The above photo was taken in 1944 in the publisher's office
of what was then The Mobile Press Register's new building at the
northeast corner of Government and Claiborne streets. The men in the photo were
the newspaper's top management at the time. From left to right:
T. C. McLemore, mechanical superintendent. McLemore, who was
also a shareholder, was in charge of the production facilities.
William Jefferson Hearin, Jr., general manager. Hearin began
at the newspaper as an 18-year-old retail advertising solicitor and essentially
ran the newspaper as co-publisher by 1965.
Ralph Bradford Chandler, publisher. Chandler had founded
Scripps-Howard's Birmingham Post and put together the collection of
investors who in 1929 started The Mobile Press, which absorbed The
Mobile Register in 1932.
Joseph Alex McGowin, chairman of the Board of Directors.
After the death of Mobile Press founder Joseph F. McGowin, his two
sons Joe Alex and Leonard held and voted together their father’s shares in the
newspaper. The McGowin family was deeply invested in the Port City’s real
estate, financial, automobile and construction firms.

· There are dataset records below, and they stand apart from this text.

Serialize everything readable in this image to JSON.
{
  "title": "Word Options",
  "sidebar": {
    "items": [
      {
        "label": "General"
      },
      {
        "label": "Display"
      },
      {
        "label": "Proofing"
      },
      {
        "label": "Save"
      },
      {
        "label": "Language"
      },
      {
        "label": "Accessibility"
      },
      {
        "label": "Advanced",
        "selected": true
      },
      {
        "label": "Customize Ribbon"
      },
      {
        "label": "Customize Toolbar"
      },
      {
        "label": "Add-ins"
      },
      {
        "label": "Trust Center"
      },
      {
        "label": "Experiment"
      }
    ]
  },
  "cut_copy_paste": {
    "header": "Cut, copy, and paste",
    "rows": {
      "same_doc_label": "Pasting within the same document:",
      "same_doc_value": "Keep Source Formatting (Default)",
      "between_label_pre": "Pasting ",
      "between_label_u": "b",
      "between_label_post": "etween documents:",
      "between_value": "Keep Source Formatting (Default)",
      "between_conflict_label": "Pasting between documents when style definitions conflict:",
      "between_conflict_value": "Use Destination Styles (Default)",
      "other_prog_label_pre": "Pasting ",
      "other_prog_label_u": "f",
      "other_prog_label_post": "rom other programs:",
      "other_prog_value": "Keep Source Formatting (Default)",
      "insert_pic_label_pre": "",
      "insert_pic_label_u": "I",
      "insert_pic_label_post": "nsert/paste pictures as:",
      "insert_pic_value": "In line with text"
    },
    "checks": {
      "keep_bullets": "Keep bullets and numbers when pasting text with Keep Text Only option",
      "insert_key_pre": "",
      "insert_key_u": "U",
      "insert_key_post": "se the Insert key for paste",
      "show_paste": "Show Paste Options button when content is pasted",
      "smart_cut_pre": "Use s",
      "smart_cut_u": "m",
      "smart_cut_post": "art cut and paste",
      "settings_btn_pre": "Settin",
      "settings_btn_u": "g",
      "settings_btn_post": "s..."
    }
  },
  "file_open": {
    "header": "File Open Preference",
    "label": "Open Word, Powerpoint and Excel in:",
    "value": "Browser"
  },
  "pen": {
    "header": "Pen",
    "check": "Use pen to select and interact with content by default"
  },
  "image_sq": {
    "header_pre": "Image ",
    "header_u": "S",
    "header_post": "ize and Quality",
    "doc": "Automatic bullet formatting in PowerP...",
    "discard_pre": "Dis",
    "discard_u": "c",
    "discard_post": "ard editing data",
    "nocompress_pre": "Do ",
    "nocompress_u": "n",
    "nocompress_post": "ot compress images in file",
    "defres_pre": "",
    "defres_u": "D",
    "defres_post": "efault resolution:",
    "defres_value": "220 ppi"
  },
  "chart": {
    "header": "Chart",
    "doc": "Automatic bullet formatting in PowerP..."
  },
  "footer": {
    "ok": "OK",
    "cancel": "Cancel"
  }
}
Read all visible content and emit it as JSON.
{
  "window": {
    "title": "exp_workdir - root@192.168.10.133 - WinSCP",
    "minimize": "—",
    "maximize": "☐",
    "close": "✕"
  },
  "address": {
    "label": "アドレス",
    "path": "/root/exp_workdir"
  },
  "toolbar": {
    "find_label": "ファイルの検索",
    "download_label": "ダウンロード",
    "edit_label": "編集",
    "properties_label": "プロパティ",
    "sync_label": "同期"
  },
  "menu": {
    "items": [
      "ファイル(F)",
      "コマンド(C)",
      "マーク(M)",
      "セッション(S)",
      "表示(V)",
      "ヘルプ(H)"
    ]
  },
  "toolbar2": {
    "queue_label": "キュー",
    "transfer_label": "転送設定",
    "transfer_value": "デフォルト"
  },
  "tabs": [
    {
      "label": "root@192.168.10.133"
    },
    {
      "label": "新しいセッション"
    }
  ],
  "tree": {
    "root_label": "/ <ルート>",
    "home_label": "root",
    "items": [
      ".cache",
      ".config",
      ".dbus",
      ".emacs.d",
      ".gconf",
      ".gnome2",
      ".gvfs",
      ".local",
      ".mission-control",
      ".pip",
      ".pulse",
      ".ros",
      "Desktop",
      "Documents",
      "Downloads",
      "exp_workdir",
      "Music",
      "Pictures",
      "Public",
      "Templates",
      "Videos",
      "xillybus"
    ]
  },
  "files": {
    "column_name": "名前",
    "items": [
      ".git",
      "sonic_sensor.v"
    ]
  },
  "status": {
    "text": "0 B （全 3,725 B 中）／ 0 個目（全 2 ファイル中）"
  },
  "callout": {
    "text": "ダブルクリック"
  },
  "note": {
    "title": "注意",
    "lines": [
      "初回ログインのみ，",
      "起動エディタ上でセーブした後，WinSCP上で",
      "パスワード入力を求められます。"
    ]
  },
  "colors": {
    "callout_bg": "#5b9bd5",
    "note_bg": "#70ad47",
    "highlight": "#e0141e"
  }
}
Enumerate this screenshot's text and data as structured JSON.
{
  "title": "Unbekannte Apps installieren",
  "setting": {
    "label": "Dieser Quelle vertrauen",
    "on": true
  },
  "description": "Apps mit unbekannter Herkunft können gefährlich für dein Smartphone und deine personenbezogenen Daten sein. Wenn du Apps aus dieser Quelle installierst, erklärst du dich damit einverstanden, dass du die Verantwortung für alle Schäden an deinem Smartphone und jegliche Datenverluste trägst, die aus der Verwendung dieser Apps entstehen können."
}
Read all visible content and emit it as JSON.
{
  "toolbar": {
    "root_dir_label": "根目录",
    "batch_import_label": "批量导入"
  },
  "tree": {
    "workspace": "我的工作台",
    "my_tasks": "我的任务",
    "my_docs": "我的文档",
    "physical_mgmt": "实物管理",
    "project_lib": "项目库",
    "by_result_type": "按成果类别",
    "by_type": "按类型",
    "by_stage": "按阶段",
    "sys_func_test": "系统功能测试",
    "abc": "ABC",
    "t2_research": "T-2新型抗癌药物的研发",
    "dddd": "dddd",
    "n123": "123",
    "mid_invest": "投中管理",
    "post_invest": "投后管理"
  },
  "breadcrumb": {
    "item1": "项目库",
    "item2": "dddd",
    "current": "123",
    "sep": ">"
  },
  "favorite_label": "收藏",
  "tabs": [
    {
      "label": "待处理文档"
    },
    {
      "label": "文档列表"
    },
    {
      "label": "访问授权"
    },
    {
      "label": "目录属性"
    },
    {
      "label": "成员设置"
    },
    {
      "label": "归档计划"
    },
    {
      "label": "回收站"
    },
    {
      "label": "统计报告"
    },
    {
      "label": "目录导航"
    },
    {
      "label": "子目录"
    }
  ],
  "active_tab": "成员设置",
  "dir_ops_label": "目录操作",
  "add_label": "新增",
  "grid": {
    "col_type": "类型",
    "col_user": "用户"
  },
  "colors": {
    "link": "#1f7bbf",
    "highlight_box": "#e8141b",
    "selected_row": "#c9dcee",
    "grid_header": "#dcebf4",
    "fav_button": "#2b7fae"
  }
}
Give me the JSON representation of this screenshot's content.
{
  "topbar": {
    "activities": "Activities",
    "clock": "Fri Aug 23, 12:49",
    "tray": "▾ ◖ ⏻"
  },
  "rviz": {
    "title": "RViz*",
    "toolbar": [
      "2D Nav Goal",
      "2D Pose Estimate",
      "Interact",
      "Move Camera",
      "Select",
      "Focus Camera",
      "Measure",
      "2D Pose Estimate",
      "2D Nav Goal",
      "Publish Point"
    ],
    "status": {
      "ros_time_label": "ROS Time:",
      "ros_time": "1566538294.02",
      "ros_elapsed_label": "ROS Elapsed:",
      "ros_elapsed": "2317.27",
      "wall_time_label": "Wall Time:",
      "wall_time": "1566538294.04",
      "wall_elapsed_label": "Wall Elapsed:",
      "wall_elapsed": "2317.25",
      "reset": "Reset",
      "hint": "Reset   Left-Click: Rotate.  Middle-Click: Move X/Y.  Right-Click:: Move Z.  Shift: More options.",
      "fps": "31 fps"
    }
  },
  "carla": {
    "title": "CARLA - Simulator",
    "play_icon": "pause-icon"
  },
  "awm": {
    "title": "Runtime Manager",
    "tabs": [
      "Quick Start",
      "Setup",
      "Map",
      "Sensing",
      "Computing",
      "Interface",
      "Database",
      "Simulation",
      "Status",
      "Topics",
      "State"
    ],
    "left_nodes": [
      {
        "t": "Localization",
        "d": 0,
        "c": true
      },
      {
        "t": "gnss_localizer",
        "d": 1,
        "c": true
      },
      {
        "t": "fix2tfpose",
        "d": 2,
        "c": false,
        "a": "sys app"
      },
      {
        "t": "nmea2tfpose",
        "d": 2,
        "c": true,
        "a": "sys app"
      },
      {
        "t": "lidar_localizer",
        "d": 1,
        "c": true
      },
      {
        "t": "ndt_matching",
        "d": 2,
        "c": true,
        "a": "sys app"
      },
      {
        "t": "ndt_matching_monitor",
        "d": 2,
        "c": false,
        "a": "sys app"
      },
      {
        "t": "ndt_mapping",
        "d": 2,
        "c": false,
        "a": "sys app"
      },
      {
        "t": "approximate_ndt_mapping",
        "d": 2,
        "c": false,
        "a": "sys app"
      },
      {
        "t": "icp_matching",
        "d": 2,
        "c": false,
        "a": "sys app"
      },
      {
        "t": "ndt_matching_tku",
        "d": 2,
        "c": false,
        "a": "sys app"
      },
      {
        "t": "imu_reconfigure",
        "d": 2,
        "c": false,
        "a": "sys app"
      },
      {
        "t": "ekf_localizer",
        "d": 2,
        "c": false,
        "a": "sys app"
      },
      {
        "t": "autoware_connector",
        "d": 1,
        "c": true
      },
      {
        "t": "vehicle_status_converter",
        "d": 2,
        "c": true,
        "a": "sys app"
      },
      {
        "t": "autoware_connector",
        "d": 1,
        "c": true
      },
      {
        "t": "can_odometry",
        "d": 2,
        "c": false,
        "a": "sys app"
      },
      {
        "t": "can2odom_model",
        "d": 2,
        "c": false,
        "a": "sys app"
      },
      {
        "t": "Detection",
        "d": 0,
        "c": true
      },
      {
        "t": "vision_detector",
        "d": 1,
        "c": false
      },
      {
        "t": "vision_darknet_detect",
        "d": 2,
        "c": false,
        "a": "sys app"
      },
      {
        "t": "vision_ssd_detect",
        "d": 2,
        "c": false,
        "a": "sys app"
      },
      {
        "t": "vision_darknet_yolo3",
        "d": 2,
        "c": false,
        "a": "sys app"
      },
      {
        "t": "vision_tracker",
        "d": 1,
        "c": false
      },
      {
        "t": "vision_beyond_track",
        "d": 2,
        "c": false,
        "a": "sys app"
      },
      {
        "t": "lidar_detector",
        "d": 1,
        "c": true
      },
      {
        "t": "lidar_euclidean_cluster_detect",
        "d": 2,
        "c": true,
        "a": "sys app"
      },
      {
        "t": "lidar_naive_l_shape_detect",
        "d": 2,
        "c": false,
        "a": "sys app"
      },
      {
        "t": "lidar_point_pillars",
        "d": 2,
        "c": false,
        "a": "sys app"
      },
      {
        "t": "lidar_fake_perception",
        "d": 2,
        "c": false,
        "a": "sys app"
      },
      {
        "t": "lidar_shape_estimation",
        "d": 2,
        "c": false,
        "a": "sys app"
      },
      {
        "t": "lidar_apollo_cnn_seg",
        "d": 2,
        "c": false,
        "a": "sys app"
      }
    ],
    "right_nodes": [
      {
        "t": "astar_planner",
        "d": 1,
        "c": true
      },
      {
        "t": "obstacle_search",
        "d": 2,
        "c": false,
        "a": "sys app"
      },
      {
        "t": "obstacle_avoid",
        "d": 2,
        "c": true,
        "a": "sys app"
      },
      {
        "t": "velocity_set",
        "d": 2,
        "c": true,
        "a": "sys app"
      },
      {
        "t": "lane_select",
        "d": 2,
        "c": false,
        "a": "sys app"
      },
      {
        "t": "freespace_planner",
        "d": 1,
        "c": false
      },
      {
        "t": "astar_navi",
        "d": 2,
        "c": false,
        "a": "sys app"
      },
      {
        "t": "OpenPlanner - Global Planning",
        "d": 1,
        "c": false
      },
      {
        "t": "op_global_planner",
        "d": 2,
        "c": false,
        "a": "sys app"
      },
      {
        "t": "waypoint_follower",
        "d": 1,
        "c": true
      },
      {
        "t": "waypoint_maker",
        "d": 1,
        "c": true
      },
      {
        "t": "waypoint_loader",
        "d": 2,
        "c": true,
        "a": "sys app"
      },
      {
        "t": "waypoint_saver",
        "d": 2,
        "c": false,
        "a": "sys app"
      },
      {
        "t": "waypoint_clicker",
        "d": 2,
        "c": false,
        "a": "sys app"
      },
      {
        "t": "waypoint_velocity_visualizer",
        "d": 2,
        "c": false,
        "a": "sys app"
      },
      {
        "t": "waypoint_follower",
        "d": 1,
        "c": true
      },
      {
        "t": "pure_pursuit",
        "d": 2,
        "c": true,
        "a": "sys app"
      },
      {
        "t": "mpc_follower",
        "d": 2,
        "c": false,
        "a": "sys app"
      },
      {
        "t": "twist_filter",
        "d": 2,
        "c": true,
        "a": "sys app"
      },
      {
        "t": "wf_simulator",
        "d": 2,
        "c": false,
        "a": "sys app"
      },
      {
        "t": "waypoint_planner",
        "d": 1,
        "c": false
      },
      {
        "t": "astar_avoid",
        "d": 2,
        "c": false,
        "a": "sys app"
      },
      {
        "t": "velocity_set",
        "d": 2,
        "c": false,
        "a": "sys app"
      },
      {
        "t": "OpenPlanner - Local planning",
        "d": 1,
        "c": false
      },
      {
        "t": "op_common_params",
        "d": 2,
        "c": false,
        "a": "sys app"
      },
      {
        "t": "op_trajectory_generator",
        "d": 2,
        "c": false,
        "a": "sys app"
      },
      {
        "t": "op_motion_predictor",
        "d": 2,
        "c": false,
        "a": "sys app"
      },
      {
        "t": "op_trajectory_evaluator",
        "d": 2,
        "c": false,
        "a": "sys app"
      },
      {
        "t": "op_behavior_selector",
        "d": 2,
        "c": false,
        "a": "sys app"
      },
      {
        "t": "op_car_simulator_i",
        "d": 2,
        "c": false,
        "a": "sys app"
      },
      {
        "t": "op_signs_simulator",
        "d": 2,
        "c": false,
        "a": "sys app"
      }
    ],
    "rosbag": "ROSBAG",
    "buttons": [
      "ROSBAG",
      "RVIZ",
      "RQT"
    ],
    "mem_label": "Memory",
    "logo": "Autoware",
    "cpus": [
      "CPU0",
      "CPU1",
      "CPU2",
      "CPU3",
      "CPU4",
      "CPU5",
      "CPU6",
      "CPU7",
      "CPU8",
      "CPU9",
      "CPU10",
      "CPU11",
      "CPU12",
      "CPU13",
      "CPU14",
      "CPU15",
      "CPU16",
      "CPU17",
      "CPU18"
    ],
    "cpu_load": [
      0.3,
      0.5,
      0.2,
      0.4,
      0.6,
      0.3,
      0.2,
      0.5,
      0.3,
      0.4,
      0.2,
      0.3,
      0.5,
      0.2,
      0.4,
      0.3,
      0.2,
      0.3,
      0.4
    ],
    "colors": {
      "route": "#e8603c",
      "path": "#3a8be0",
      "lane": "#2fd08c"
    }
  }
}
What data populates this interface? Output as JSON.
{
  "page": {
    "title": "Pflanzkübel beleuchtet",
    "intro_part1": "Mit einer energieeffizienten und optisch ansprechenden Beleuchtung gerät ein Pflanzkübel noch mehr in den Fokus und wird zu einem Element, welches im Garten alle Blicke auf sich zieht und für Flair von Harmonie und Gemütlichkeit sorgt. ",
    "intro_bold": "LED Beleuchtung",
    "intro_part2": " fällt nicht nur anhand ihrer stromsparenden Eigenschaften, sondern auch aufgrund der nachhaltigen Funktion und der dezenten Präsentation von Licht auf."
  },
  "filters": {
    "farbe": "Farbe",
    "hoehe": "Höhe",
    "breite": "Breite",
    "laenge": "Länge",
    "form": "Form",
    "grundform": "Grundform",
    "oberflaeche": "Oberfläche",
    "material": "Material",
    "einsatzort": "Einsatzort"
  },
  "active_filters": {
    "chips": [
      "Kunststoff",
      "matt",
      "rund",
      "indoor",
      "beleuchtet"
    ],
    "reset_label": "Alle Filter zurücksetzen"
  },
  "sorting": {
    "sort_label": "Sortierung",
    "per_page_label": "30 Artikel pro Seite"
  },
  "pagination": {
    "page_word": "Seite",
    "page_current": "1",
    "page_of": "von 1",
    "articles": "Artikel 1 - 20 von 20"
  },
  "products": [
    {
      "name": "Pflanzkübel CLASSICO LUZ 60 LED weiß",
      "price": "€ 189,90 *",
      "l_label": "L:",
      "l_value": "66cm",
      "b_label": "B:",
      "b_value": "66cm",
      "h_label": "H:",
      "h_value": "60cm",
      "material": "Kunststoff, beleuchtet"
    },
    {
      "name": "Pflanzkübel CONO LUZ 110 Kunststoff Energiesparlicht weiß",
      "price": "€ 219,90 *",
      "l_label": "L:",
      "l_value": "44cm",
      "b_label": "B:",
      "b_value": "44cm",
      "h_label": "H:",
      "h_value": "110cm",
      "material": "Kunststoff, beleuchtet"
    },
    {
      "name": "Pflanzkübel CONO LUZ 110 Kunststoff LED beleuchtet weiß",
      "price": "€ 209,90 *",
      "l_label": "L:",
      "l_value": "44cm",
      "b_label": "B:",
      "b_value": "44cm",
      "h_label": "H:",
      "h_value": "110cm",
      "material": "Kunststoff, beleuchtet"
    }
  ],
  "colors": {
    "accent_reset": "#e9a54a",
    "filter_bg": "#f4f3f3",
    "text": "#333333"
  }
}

George M. Cox, executive editor. His father had worked as a
Linotype operator at the old Mobile Register and his grandfather had
been one of the owners of The Mobile Daily News in the 1890s. At age
11 in 1918, George Cox began hawking newspapers on downtown streets. In his
teens, he became a copy boy after school and worked until 10 p.m. During the
summers, he worked part-time as a reporter.After he graduated from Barton Academy
in 1924, Cox became a police reporter for the Register and News-Item and eventually
became the executive editor of the Press Register.